Разлили ещё. Чарки поднялись, сплотились, опрокинулись. Носы нюхнули хлеба. И вновь за рыбу.

– В каждодневных заботах, в богов-создателей не очень-то и верится, – продолжил Фрагуст и провёл рукой по небу. – Но кто-то ведь это всё придумал. Не само же оно. А если кто-то… то мог бы и не останавливаться. Здесь хорошо вышло, а тут не очень. Получилось: вот вам лето с комарами и вот вам время без комаров, но это зима. Я бы зиму убрал, к чертям лысым. Пускай бы и круглый год с комарами. И Светило пусть посреди неба всегда висит. Чего оно ходит из края в край.

– А как же ночь, звёзды? Сны? – поддел друга замечанием Сермяг.

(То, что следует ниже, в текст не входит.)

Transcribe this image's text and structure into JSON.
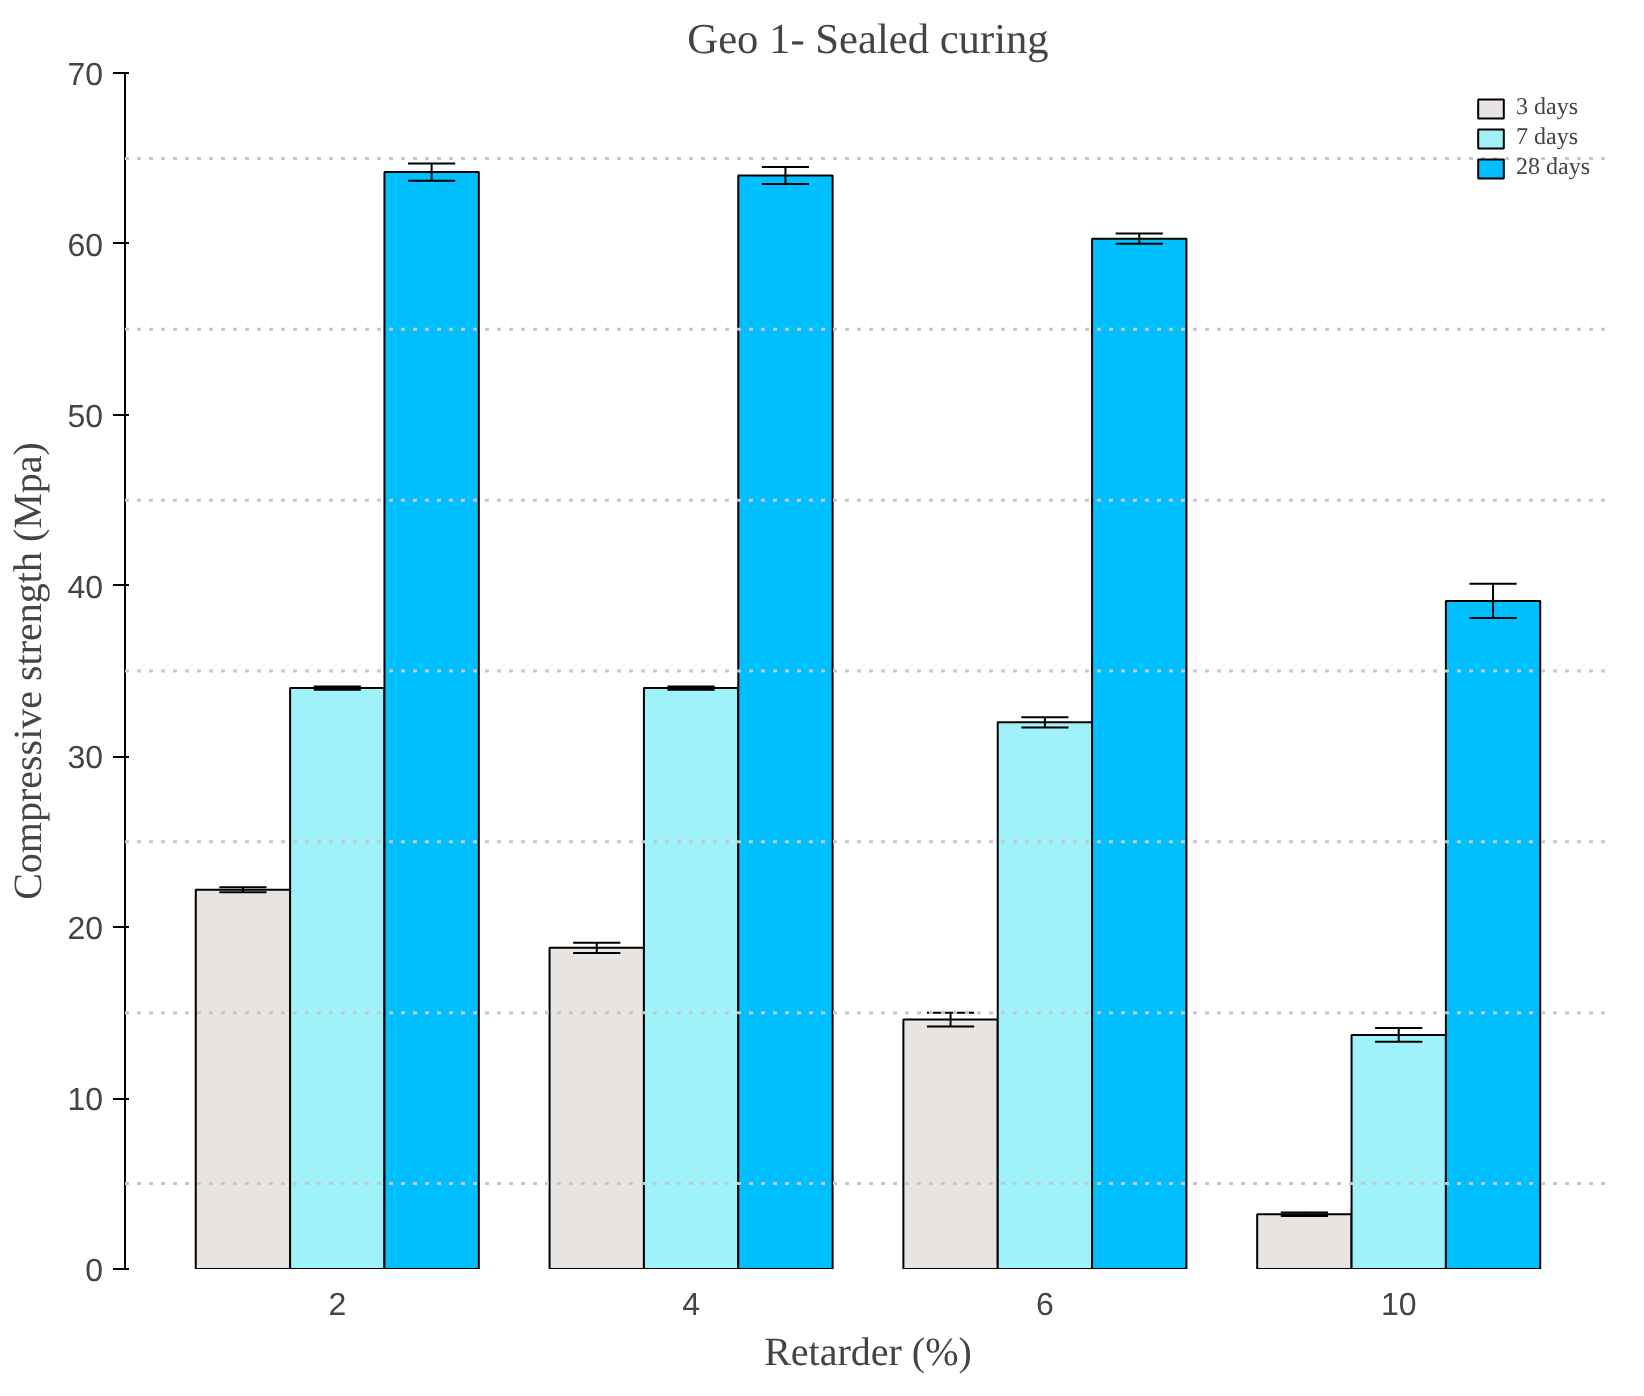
{
  "chart_data": {
    "type": "bar",
    "title": "Geo 1- Sealed curing",
    "xlabel": "Retarder (%)",
    "ylabel": "Compressive strength (Mpa)",
    "categories": [
      "2",
      "4",
      "6",
      "10"
    ],
    "series": [
      {
        "name": "3 days",
        "color": "#e8e4e2",
        "values": [
          22.2,
          18.8,
          14.6,
          3.2
        ],
        "errors": [
          0.15,
          0.3,
          0.4,
          0.1
        ]
      },
      {
        "name": "7 days",
        "color": "#a0f2fa",
        "values": [
          34.0,
          34.0,
          32.0,
          13.7
        ],
        "errors": [
          0.1,
          0.1,
          0.3,
          0.4
        ]
      },
      {
        "name": "28 days",
        "color": "#00bfff",
        "values": [
          64.2,
          64.0,
          60.3,
          39.1
        ],
        "errors": [
          0.5,
          0.5,
          0.3,
          1.0
        ]
      }
    ],
    "ylim": [
      0,
      70
    ],
    "yticks": [
      0,
      10,
      20,
      30,
      40,
      50,
      60,
      70
    ],
    "grid": false,
    "legend": "top right",
    "ref_lines": [
      {
        "axis": "y",
        "value": 5,
        "line_style": "dotted",
        "color": "#c8c8c8"
      },
      {
        "axis": "y",
        "value": 15,
        "line_style": "dotted",
        "color": "#c8c8c8"
      },
      {
        "axis": "y",
        "value": 25,
        "line_style": "dotted",
        "color": "#c8c8c8"
      },
      {
        "axis": "y",
        "value": 35,
        "line_style": "dotted",
        "color": "#c8c8c8"
      },
      {
        "axis": "y",
        "value": 45,
        "line_style": "dotted",
        "color": "#c8c8c8"
      },
      {
        "axis": "y",
        "value": 55,
        "line_style": "dotted",
        "color": "#c8c8c8"
      },
      {
        "axis": "y",
        "value": 65,
        "line_style": "dotted",
        "color": "#c8c8c8"
      }
    ]
  }
}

– Пожалуй, про Светило, это лишнее. Последние слова беру обратно.

– Правильно, забирай, – теперь Сермяг чуть с укором глянул на царя. – Как бы ты тогда во времени ориентировался? А по дням в году? Тут всё очень даже умно устроено. И красиво. Скрылось Светило – день закончился. Поспали. Утром с противоположной стороны взойдёт – и опять новый день.

– Меня вот что удивляет, – вступил в разговор Шрамган. – Как оно под нами проходит? Ведь с другой стороны утром оно же самое встаёт. Получается, земля имеет края не только там… и там, – указательный палец поочерёдно показал по сторонам заката и восхода, – но и там! – палец воеводы теперь был направлен вниз.

Фрагуст встал. Обошёл лавку. Достал изо рта застрявшую меж зубов мелкую рыбью косточку и отщелкнул её пальцем в сторону. Облокотился на жердь между столбами навеса.

– Невозможно поверить в оба расклада, – развивал свою мысль воевода. – Ни в то, что земная твердь вниз бесконечна, ни в то, что где-то там она заканчивается. Вариант с бесконечной твердью отпадает из-за проходящего под нами Светила. Начинаешь думать о том, о чём остаётся, разум выворачивается. Значит, если копать вниз долго-долго… копать, копать… то когда-нибудь ты провалишься! Куда?!

– В ад, – совсем не в утвердительной форме отреагировал Фрагуст.

– То есть земля висит над адом и Светило каждую ночь в него погружается? Сам-то веришь в такое? – парировал Шрамган.

– За счёт чего-то оно должно гореть, – аргументировал в ответ Фрагуст, одновременно достав из-за пазухи трубку и кисет с табаком. – Рассказывают же, что есть на земле места, где огненная жижа наружу выпирает.